Un attimo di silenzio. Saverio mi guarda attraverso la tenda.
– Sì? E io me ne fotto della coluta.
Le mette le mani al collo, minacciando di strozzarla. Ho visto abbastanza. In un attimo la corda appesa alla maniglia si svincola e si attorciglia intorno al collo di Saverio. S’illumina fino a sembrare metallo incandescente, e di colpo si stringe. Saverio si immobilizza, lascia cadere le mani, si solleva a pochi centimetri dal terreno con la testa verso l’alto, gli occhi vacui, il respiro regolare.
– Entra, Croce.
– Sì, coluta.
Crocifissa sgattaiola dentro la porticina come una lucertola in fuga e si nasconde sotto la credenza, visto che entrare in casa della coluta – anche se ti c’invita lei – è proprio l’estremo rimedio e bisogna cercare di vedere il meno possibile.
Intanto, nonna è venuta accanto a me.
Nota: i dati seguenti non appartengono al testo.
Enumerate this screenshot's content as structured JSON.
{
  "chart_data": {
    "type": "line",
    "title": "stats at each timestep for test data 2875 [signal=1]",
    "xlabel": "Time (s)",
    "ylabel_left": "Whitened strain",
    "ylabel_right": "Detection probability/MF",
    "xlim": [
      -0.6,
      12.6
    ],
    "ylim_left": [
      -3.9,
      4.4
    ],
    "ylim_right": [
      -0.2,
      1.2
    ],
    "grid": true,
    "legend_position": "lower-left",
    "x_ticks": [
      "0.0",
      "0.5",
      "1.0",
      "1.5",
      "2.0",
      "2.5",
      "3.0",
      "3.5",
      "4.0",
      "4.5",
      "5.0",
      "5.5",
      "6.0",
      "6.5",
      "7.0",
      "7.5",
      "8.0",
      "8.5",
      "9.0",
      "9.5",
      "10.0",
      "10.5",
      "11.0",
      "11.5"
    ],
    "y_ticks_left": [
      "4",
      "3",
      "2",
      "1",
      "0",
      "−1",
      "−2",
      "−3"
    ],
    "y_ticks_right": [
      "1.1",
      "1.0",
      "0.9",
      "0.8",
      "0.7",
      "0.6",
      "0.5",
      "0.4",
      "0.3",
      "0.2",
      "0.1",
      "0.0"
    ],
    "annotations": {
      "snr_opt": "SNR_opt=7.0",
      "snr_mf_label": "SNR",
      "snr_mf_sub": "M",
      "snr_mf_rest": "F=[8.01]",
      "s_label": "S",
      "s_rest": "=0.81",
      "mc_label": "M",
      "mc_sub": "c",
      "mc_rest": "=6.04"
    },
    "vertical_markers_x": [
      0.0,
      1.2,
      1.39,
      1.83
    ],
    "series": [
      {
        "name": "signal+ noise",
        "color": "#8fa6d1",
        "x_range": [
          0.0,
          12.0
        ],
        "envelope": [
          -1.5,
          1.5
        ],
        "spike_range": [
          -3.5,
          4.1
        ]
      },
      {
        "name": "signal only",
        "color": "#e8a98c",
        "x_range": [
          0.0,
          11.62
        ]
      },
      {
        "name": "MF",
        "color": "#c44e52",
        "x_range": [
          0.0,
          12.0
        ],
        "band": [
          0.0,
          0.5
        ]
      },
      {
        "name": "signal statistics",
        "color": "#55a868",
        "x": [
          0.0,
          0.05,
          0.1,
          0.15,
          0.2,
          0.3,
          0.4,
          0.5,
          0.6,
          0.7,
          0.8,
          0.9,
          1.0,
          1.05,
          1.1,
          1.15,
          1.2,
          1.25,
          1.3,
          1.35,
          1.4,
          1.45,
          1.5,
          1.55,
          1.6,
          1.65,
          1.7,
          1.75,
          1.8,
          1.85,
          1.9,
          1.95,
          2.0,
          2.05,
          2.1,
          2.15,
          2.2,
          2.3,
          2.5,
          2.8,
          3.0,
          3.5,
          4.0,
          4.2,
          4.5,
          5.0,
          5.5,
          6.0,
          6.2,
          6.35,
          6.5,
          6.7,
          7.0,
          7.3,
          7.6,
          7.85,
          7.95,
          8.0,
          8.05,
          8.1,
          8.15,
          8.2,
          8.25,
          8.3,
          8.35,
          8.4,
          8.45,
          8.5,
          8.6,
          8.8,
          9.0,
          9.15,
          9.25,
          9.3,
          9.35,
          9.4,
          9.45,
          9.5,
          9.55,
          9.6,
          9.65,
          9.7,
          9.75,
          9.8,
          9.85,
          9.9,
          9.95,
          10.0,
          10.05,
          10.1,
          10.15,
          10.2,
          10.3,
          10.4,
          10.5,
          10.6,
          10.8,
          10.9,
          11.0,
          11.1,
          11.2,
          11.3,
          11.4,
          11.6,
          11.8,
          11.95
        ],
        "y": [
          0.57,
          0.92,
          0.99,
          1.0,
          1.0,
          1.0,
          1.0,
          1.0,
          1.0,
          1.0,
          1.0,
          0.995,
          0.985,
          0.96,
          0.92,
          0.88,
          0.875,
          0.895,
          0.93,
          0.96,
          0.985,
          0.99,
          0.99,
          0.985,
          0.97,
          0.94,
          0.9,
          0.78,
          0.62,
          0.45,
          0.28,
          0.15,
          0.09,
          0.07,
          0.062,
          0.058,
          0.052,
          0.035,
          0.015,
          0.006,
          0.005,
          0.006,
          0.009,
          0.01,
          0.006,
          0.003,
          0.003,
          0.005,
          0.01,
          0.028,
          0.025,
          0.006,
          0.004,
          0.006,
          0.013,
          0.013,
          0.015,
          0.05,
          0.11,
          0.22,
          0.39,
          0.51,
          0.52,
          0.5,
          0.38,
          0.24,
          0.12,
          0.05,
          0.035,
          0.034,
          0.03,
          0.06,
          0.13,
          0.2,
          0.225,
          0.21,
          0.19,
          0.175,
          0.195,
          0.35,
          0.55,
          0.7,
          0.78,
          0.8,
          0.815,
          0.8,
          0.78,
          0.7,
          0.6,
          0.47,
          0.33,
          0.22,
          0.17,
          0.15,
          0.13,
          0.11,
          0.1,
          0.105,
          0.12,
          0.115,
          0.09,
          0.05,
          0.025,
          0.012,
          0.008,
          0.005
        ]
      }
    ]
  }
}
Guardiamo Saverio in coma, sospeso in aria, la corda attorno al collo.
– Conosco un’erba, cresce nel giardino di Mariarosa. Puoi andare a coglierla subito, a lui bado io. Se gliela facciamo ingerire, dimenticherà tutto e potrebbe pure diventare meno violento.
– Dimenticherà tutto…?
– Poi possiamo anche fargli una foto e immergerla in olio e miele con saliva di geco, se usi la formula di Buer puoi rammollire l’uomo della foto fino a farlo piangere.
– Nonna, siamo nel 2020.
– Io all’età tua facevo così.
– Eh, ma io non posso. Io ho visto un altro mondo. Non posso far finta che vada tutto bene, devo agire. Guarda che per noi ragazze non è più come ai tuoi tempi.
– Sì, come no. E che pensi di fare?
Qualcosa nel mio sguardo la fa istintivamente arretrare. Mi volto verso la finestra, estendo il braccio verso la tenda, apro la mano, come se volessi prendere Saverio nel palmo. Lui, ancora sospeso nel vicolo davanti alla mia porta, comincia a vibrare, prima piano, poi sempre più forte. Sento le arterie sotto la mia pelle pulsare. Un po’ tremo anche io. Lui ormai oscilla follemente, non distinguo più il suo profilo, frulla come un colibrì. Poi inizia a roteare su sé stesso. Il vento, ora fortissimo, agita le foglie secche e scaraventa qui e lì la mia tendina. Un ronzio orrendo cresce e cresce ancora. Mando un grido e rinculo all’indietro. Saverio esplode in un fungo atomico di sangue viscere e carne, imbrattando di rosso rovente e fumo le pareti delle case. Il ronzio cessa, la mia tensione cala, ricado sulla sedia col respiro grosso, e il vento si placa.
– Crocifissa, esci da là sotto e aiutami a pulire, che quella Sofia sta stremata, ordina seccamente nonna.